Welcome to my world.

I'm deaf.

Totally stone deaf without my hearing aids.

My audiogram shows that something has to be as loud as a jet plane taking off before I begin to hear the sound without my hearing aids. Thankfully, the nearest airport is a half hour away. Noise doesn't bother me once my hearing aids are out.

I was born with normal hearing and I was diagnosed with a moderate to severe hearing loss when I was seven. This explains why my speech is close to normal-- my hearing loss occurred after the acquisition of speech. I received my first hearing aid when I was nine, but I mostly got by on lip reading. Sound coming into the hearing aid wasn't clear, which meant that I couldn't use the phone and have an understandable conversation.

I grew up hard of hearing and I didn't use the hearing aid after school or during the summer. When I was nineteen, I was barefooting (waterskiing on bare feet) and I turned to cross the wake and fell sideways. For days, I figured I had water in my ears. Nothing sounded right.

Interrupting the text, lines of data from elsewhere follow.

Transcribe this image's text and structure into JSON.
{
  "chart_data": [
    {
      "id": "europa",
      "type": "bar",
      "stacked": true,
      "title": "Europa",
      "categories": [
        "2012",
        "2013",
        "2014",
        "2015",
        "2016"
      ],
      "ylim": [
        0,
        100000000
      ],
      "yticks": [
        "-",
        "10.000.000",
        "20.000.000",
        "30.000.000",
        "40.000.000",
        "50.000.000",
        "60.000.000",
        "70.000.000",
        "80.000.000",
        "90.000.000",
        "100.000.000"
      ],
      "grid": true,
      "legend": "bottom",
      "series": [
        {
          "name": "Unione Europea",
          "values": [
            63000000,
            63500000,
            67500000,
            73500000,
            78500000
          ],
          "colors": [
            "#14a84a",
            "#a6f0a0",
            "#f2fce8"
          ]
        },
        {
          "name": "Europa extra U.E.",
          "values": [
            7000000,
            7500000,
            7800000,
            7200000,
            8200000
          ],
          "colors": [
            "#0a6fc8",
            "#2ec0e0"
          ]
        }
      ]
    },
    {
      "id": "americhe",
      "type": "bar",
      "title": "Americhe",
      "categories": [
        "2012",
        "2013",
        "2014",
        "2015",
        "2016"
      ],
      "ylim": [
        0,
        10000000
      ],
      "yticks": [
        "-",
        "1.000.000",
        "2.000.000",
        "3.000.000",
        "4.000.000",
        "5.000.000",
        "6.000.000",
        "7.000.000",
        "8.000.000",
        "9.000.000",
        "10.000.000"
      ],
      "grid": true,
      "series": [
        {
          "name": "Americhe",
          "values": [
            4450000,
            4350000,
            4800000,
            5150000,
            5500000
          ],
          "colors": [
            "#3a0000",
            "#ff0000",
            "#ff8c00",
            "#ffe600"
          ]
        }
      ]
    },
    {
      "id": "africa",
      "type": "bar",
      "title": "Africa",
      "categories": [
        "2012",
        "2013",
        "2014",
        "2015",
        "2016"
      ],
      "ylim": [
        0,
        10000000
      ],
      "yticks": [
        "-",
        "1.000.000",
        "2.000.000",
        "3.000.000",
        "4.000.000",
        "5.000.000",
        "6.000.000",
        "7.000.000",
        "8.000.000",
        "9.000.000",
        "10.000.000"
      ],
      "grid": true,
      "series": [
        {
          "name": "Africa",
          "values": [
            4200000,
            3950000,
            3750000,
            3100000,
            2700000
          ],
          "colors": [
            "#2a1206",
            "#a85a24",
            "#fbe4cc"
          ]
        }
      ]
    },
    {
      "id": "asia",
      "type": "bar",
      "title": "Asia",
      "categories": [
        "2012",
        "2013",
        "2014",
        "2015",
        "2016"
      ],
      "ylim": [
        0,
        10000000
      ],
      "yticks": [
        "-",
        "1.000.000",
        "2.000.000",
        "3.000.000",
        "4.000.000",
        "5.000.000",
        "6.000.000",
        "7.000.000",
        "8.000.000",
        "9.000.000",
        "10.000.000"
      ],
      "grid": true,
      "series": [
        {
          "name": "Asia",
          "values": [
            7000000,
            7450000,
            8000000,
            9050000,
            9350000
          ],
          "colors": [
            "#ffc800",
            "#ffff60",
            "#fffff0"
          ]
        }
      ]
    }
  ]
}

Everything was muffled and I couldn't hear people talking.

I had become completely deaf.

Fortunately, I transferred to Northern Illinois University that summer and I stayed on a co-ed floor with other deaf and hard of hearing students. I learned sign language and met my husband there. We got married a couple of years later and had three deaf and hard of hearing kids.

Many people have a hard time understanding what I can hear and what I can't hear. One of most frequent questions I encounter is often, "What can you hear?" Many times, I can identify environmental sounds, such as the phone ringing, a dog barking, a bird chittering, or the doorbell.